Expliquer ce que représente la numérisation du monde, donner à nos concitoyens les clés nécessaires à une meilleure compréhension de cette nouvelle société prend dès lors tout son sens. Cela conditionne leurs facultés à appréhender leur environnement de vie, à l'accepter, à en devenir acteur, voire créateur. Nous sommes convaincus que la "fracture numérique" dépasse la seule question de l'équipement, elle relève aussi de schémas de pensée, d'une fracture dans la capacité à faire sienne une autre manière de concevoir notre univers. », Pierre Corvol, Michel Cosnard [33].
« Quant à l'informatique, l'éducation à la science ne peut plus ignorer cette nouvelle science, d'autant que celle-ci est source de développements industriels majeurs, de nombreuses créations d'emplois et d'un autre regard sur le monde. », Pierre Léna, in Partager la science. L'illettrisme scientifique en question, Ouvrage collectif Actes/Sud IHEST, 2013 (page 172), cf. note [49].
« Il est impossible, pour une nation, de continuer à maîtriser l'informatique et la faire progresser sans maîtriser collectivement ses savoirs. Les ordinateurs ne marcheraient pas sans cette science nouvelle et ils ne progresseront pas sans elle. Une nation qui néglige de former ses ingénieurs à cette science barre son avenir technologique et se condamne à être vassal des nations qui ont compris cet enjeu (dans bien des pays émergents il va de soi que l'informatique soit enseignée en priorité). », Thierry Viéville [34].
Il ne s'agit pas de former seulement des ingénieurs et des techniciens compétents, mais aussi l'ensemble de la population active facilitant ainsi un dialogue fructueux au sein des entreprises.

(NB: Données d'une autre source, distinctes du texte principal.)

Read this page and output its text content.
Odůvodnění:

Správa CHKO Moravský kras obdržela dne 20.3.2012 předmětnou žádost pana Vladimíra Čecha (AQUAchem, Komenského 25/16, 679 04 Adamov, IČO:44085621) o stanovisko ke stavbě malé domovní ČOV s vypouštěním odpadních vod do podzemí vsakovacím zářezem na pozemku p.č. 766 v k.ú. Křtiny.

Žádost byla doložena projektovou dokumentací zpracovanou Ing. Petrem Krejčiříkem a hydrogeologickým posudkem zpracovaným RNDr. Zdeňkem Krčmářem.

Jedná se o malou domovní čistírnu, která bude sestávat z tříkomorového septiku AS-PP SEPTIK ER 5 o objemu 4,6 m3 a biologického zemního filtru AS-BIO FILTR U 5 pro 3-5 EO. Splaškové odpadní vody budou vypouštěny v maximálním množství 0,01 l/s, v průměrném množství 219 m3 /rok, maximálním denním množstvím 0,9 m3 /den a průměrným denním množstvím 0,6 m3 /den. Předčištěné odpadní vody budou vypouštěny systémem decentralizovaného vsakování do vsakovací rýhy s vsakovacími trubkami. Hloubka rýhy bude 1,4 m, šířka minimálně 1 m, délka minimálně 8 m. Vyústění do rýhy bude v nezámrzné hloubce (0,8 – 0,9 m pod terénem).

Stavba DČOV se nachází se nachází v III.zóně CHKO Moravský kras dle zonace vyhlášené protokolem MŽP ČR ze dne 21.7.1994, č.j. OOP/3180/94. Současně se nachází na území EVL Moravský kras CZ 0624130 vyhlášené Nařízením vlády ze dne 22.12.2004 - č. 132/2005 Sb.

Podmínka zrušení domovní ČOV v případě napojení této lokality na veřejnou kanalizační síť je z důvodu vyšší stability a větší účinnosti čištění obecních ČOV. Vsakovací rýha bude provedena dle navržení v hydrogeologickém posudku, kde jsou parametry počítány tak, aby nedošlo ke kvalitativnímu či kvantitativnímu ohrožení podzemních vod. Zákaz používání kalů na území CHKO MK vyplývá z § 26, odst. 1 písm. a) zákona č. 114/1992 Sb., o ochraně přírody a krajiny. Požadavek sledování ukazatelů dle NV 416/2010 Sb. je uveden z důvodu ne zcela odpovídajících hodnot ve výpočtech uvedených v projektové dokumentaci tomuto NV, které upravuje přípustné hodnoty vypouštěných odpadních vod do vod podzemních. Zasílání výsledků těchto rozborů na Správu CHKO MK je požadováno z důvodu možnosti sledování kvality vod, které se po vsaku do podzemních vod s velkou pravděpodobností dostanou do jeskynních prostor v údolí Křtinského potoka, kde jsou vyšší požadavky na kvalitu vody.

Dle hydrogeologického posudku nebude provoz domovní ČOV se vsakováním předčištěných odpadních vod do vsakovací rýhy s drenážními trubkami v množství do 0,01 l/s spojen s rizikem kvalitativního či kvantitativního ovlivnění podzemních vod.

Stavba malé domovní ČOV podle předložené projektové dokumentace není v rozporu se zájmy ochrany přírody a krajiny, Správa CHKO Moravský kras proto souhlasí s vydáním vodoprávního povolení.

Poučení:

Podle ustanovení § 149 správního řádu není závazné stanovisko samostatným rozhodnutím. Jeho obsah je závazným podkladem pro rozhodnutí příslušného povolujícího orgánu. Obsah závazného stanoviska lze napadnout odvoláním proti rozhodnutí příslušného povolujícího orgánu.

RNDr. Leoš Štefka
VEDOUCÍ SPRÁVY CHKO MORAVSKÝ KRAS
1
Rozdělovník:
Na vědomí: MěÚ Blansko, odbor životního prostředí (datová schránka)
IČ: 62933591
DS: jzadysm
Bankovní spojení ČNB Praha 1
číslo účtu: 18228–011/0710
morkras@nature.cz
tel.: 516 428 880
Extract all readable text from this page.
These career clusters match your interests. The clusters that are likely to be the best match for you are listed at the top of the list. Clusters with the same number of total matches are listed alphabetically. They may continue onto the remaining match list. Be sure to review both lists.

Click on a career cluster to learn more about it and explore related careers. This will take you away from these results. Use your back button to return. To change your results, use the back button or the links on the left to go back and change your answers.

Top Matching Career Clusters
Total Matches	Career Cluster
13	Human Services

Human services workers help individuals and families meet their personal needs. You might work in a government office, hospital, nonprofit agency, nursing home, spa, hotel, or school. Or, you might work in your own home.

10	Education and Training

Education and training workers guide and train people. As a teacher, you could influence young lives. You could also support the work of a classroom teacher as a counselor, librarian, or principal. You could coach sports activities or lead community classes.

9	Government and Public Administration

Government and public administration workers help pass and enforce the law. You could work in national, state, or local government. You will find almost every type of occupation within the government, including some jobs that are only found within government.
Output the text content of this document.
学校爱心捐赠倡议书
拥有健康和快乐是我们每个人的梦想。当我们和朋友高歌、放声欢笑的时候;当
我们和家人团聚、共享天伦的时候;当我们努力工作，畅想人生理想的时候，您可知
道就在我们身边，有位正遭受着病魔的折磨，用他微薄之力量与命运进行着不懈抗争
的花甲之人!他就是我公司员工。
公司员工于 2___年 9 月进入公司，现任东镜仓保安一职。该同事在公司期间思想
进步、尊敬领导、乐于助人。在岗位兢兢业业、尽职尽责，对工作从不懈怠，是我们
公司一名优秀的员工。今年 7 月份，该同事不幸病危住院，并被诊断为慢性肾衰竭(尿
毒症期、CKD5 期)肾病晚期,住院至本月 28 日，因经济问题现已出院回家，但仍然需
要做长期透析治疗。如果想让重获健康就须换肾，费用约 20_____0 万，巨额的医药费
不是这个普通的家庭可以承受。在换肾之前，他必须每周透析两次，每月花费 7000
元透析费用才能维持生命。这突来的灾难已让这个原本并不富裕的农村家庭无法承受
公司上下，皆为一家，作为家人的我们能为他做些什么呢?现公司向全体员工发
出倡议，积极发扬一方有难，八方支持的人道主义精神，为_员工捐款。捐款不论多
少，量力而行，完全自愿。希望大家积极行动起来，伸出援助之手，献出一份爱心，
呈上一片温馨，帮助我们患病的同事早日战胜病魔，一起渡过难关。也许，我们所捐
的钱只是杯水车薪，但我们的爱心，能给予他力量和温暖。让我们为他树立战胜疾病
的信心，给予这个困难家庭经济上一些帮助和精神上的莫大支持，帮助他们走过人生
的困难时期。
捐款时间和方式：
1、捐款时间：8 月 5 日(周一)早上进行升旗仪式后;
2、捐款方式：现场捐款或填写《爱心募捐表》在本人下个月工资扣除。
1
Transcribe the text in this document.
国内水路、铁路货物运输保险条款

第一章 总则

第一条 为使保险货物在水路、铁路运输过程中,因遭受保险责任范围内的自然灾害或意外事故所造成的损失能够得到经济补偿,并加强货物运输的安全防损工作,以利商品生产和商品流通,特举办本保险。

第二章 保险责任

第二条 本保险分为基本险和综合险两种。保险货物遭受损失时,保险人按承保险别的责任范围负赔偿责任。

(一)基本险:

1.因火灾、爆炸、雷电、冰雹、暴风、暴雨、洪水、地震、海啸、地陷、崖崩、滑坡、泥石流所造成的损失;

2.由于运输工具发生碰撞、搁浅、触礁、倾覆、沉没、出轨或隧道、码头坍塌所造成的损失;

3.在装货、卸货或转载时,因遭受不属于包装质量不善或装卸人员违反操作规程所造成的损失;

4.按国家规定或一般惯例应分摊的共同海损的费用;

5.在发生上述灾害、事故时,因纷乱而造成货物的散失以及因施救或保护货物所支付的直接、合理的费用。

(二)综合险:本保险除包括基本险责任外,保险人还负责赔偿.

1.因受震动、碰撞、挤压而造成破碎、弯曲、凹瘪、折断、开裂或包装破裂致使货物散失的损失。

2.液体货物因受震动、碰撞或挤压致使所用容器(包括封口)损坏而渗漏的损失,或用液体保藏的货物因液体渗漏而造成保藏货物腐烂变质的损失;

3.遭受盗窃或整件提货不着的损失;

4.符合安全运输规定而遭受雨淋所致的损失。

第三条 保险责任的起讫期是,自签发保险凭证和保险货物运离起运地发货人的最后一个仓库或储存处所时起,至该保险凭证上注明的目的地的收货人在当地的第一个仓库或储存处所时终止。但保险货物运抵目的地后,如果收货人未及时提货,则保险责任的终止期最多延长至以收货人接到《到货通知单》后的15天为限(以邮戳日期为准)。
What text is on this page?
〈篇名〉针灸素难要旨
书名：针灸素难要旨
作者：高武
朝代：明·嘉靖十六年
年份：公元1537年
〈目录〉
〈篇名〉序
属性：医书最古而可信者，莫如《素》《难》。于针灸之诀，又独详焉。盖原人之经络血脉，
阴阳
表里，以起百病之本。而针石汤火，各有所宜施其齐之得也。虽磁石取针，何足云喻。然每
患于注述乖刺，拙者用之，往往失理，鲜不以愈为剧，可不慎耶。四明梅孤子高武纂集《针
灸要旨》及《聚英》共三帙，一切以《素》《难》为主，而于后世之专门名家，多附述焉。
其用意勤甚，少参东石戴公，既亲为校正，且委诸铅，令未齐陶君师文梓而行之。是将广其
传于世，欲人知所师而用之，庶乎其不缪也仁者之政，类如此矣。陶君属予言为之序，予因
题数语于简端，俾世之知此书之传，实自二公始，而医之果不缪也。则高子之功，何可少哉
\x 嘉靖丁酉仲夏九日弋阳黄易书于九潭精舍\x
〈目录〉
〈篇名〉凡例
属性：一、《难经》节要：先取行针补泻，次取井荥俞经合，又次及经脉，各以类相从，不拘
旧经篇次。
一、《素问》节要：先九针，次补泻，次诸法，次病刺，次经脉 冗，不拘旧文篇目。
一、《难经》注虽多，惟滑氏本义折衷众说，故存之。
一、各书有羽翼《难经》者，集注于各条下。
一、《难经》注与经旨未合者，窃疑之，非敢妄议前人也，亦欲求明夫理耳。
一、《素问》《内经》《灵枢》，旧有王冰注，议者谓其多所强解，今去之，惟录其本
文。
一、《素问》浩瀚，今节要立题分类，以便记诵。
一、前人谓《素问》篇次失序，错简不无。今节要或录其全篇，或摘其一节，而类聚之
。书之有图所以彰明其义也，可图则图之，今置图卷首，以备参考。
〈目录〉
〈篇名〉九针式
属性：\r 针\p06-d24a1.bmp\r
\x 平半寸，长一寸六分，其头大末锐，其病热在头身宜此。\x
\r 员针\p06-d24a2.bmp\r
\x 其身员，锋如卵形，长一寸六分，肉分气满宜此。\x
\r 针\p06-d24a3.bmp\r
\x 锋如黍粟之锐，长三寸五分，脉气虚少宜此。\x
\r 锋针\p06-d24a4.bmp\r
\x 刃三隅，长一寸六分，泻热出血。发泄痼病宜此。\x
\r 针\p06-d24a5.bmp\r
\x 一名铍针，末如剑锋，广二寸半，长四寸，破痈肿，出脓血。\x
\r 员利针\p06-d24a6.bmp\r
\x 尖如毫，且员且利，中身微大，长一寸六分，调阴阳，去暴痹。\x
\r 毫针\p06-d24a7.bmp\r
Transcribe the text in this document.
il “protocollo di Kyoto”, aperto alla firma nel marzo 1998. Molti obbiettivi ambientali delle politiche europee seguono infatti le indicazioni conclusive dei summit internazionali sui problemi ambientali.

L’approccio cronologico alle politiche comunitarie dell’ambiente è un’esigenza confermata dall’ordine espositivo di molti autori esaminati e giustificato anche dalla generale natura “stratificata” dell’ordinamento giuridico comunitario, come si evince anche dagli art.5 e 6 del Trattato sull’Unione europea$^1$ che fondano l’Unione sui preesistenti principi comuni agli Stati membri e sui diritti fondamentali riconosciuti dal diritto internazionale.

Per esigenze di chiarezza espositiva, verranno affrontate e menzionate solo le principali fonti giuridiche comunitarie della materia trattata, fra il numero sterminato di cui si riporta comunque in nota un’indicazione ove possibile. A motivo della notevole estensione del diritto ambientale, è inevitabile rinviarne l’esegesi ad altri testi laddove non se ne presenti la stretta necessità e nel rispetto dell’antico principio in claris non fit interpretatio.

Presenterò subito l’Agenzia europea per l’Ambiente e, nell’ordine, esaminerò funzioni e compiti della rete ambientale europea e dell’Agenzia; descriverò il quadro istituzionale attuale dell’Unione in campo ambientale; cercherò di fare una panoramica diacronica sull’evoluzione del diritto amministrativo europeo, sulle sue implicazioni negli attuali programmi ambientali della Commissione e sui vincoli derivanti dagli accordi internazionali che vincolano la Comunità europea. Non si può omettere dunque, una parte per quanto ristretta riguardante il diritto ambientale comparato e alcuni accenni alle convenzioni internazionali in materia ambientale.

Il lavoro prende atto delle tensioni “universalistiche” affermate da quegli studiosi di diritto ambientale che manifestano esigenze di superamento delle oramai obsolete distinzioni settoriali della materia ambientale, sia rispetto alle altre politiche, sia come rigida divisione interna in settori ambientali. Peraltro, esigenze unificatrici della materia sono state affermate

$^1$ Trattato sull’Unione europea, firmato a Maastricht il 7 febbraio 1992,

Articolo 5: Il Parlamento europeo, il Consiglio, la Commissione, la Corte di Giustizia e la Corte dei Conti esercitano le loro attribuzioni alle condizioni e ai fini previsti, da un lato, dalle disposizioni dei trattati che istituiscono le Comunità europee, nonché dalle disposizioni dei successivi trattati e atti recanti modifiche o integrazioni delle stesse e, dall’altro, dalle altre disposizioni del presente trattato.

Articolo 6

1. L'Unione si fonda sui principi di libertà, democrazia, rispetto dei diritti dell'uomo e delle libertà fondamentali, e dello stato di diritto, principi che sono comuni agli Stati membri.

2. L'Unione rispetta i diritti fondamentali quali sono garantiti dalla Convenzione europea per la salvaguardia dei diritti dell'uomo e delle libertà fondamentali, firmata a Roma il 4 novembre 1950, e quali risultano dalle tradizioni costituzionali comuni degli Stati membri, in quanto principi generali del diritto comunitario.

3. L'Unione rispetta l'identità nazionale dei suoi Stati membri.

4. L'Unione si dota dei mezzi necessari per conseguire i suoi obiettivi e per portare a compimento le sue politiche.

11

« Sans doute l'industrie a-t-elle besoin de davantage d'informaticiens, toujours mieux formés, toujours plus professionnels, à l'affût des nouvelles technologies, des nouvelles méthodes de conception et de développement, à l'écoute de leurs clients. Mais l'industrie n'a pas moins besoin d'employés ayant acquis et assimilé une culture générale en informatique leur permettant non seulement de dialoguer efficacement avec leurs collègues informaticiens, mais aussi de prendre le recul nécessaire face à leur outil de travail afin d'être des vecteurs actifs de son amélioration et de sa performance.
...
L'enseignement de l'informatique étant pratiquement absent de l'enseignement primaire ou secondaire, la grande majorité de la population active n'a pas de culture générale en informatique qui lui permettrait de mieux appréhender les enjeux de l'entreprise moderne.
...
L'entreprise emploie en son sein une population de 95 % d'illettrés numériques qui, chaque jour, chaque instant, ont devant les yeux un livre ouvert aux mots indéchiffrables... », Louis Becq [35].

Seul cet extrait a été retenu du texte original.